In the book, Cain says workplaces are increasingly being designed for extroverts, with pods of desks and open plan floors. It makes it easier for group work, but how does it affect introverts?

Cain says she is a critic of open plan offices, both for extroverts and introverts. She looks at research showing why open offices can be so detrimental to everything, from productivity to emotional health, and although they are bad for extroverts, they are even worse for introverts.

She says: “ I recently had to work in an open office and there was so much noise. I found it difficult to think and then I was struck by just how much energy you need to spend just kind of arranging your face.”

“You’re on full view all the time, and for me, and probably many people, when I’m really working and I’m really focused, I tend to have a furrowed brow, or rest my head in my hands. When you’re in an open plan office, you have to devote really precious mental energy thinking about these things. And I think it’s a waste.”

“Also, open office plans have been found to make people get the flu more often, just because they’re sort of out there,but the really paradoxical thing is that it’s harder to actually develop closer relationships with your colleagues; so it’s kind of like the opposite of what you think they’ll do.”

She says businesses think it’s a great big social experience, but actually forming true connections often depends on a level of privacy and intimacy, whereas people in open offices feel they can be overheard all the time, so it’s harder for them to exchange the confidences that make friendships happen.

She says that we seem to have forgotten that a crucial role of creativity is solitude and that when you are in a group of people, you instinctively start to mimic others’ opinions.

“Creative people, truly creative people, have always known this and understood this and sensed it. If you look at the life stories of many of the most spectacularly creative people, these are people who go off by themselves, who cultivate solitude, because that is a key lifeblood for them.”

“Picasso talked about this and I think we need to bring it back to our workplaces and what I suggest is a kind of hybrid process, where if you have a real problem to solve, a creative problem, you might send people off by themselves to brainstorm on their own.”

“And then once they’ve come up with their best ideas, bring them together in a group and exchange those ideas. But it’s crucial to have that solitary aspect first.”

Rousmaniere questions Cain on the word, power, in the title of her book and asks what she believes makes introverts powerful. Cain replies that introverts have so much to offer; “For one thing, there’s the creativity piece I was alluding to. People who have looked at who the most creative people are, almost always find that these people have deep introverted streaks in them.”

“And that is because solitude is so crucial to creativity and it is easier for introverts to go off by themselves, to think in this way, because it’s something they need to do, for their own emotional peace. And that coincides really well with creative work. But it’s kind of beyond that too.”

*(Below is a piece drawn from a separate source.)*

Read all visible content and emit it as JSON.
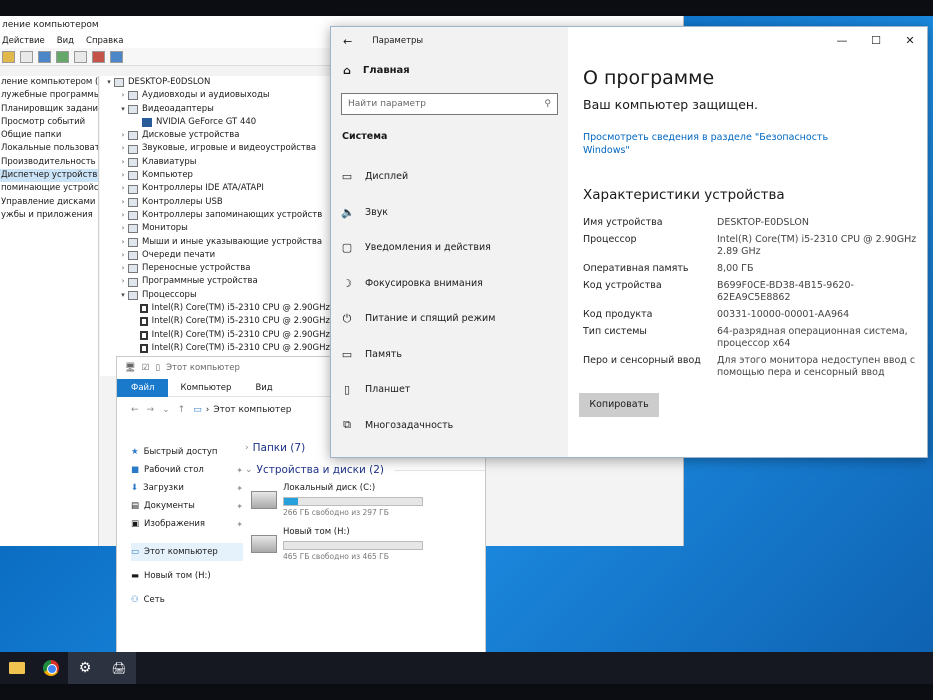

She says introverts show a kind of persistence and a level of concentration that extroverts sometimes have more trouble with. “For example, if you give introverts and extroverts a difficult problem to solve, you will find that the introverts spend more time analysing the problem before they dive in, than extroverts do.”

Traditionally, we think of great leaders being extroverts, larger than life, charismatic figures, which they often are, but Cain says there are many powerful introverted leaders; Bill Gates, Steve Jobs and many others you may not have heard of.

This is because they are more likely to let their employees run with their great proactive ideas, while extroverts tend to get excited and try to take control. They put their stamp on things and other peoples’ ideas can’t rise so easily to the surface.

Sometimes the best employees lack a huge ego; so look around you. Maybe half your workforce is made up of introverts and you are not letting them fulfill their potential.

If some introverted nerd turns up for a job interview, he may well turn out to be a better employee than the Usain Bolts of this world.